ICAS has officially initiated the new Air Boss Recognition Program (ABRP) to professionalize and certify the industry’s air bosses. Since 2012, ICAS has been working with the air boss community and the Federal Aviation Administration (FAA) to establish a certification program that will increase air show safety and professionalism.
“The principal purpose of the ABRP is to provide appropriate oversight similar to how the ICAS-administered ACE program has operated with performers for more than 25 years,” says ICAS Vice President of Safety and Operations Dan Hollowell. “The program will also include a path for people who currently are not air bosses, but want to become one.”
The ABRP will be based on a review of multiple-choice test results, experience, recommendations and – in some cases – evaluation results for each applicant. Based on the totality of the prospective air boss’s application package, ICAS may make a recommendation to the FAA to issue the applicant a Letter of Authorization (LoA) to provide air boss services at three different levels: Basic, Standard and Recognized.
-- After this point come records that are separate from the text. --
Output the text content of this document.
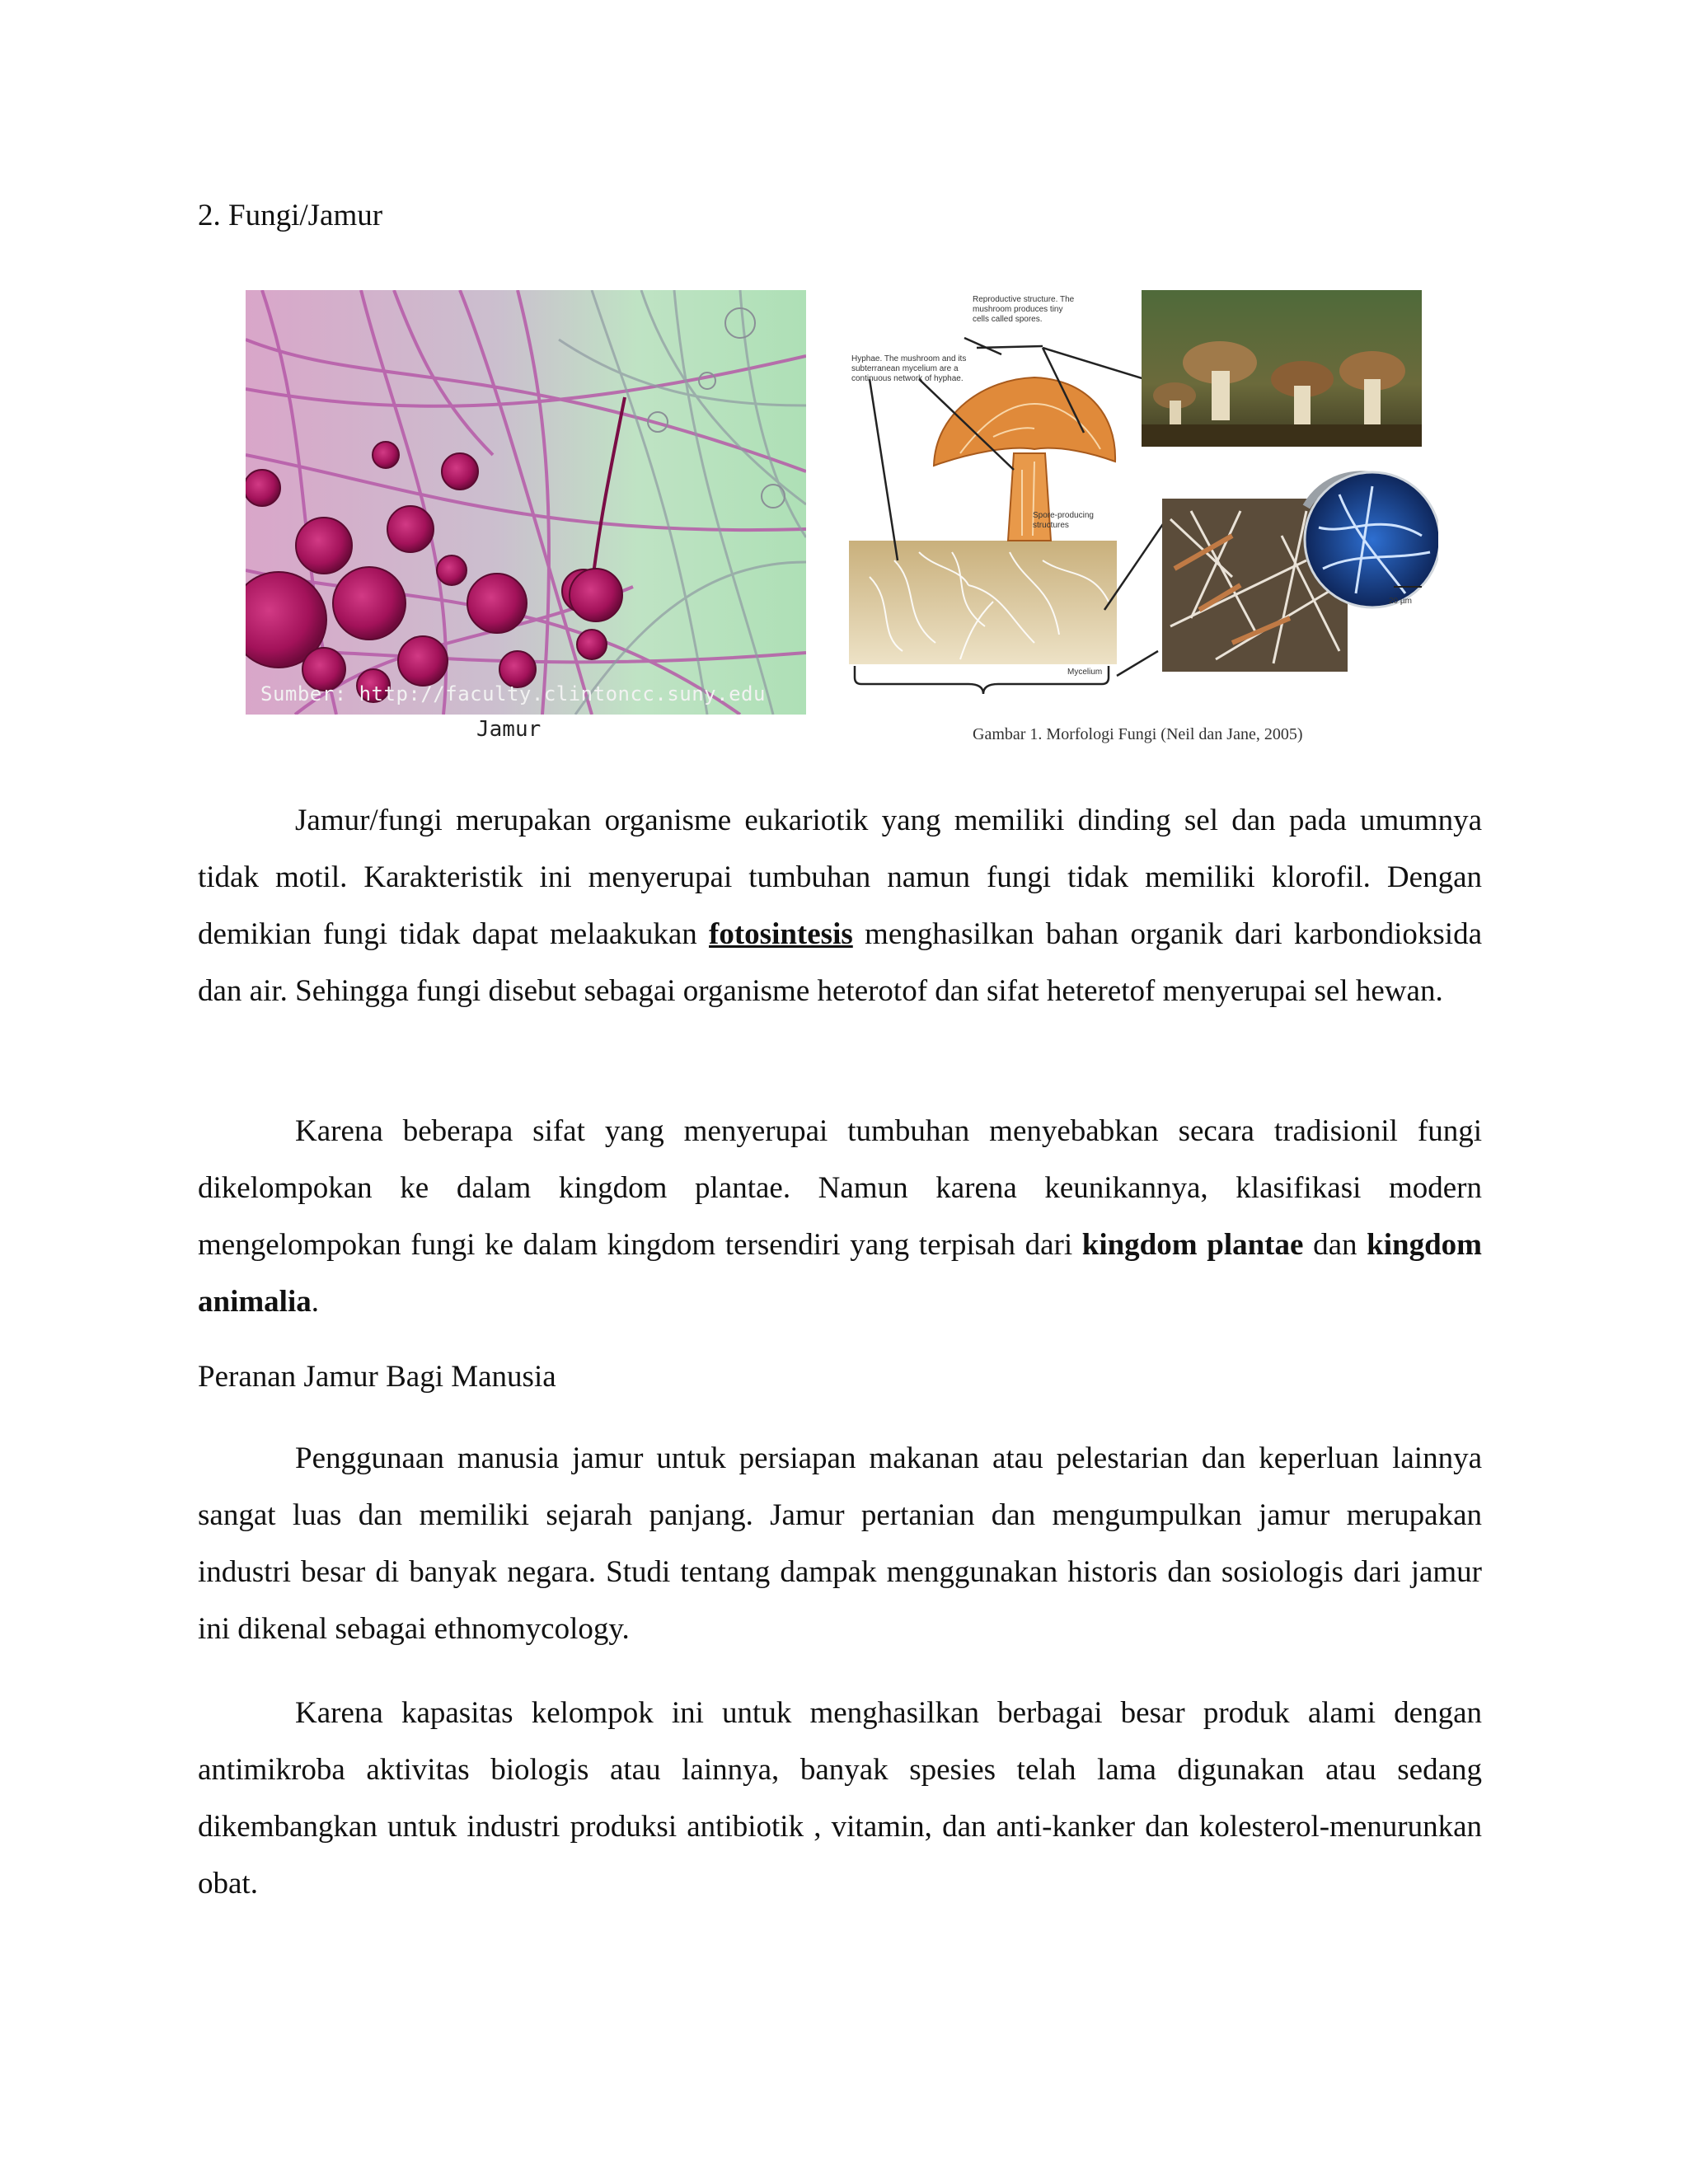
2. Fungi/Jamur
Sumber: http://faculty.clintoncc.suny.edu
Jamur
Reproductive structure. The mushroom produces tiny cells called spores.
Hyphae. The mushroom and its subterranean mycelium are a continuous network of hyphae.
Spore-producing structures
Mycelium
20 µm
Gambar 1. Morfologi Fungi (Neil dan Jane, 2005)

Jamur/fungi merupakan organisme eukariotik yang memiliki dinding sel dan pada umumnya tidak motil. Karakteristik ini menyerupai tumbuhan namun fungi tidak memiliki klorofil. Dengan demikian fungi tidak dapat melaakukan fotosintesis menghasilkan bahan organik dari karbondioksida dan air. Sehingga fungi disebut sebagai organisme heterotof dan sifat heteretof menyerupai sel hewan.

Karena beberapa sifat yang menyerupai tumbuhan menyebabkan secara tradisionil fungi dikelompokan ke dalam kingdom plantae. Namun karena keunikannya, klasifikasi modern mengelompokan fungi ke dalam kingdom tersendiri yang terpisah dari kingdom plantae dan kingdom animalia.

Peranan Jamur Bagi Manusia

Penggunaan manusia jamur untuk persiapan makanan atau pelestarian dan keperluan lainnya sangat luas dan memiliki sejarah panjang. Jamur pertanian dan mengumpulkan jamur merupakan industri besar di banyak negara. Studi tentang dampak menggunakan historis dan sosiologis dari jamur ini dikenal sebagai ethnomycology.

Karena kapasitas kelompok ini untuk menghasilkan berbagai besar produk alami dengan antimikroba aktivitas biologis atau lainnya, banyak spesies telah lama digunakan atau sedang dikembangkan untuk industri produksi antibiotik , vitamin, dan anti-kanker dan kolesterol-menurunkan obat.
Basic Air Bosses may provide air boss services at uncomplicated shows with a small number of performers (five or less). Standard Air Bosses may provide air boss services at more complicated shows with a larger number of performers. Complex air shows – and, in particular, any show that includes military aerobatic performers – will require a Recognized Air Boss that will come in two different varieties. A Recognized Air Boss/Single Venue will be permitted to provide air boss services for complex shows at only one, specific venue. A Recognized Air Boss/Multiple Venue may provide air boss services at any complex show.
Current plans call for air bosses and prospective air bosses to work throughout the remainder of 2018 to meet the requirements of the ABRP with compliance becoming mandatory effective January 1, 2019.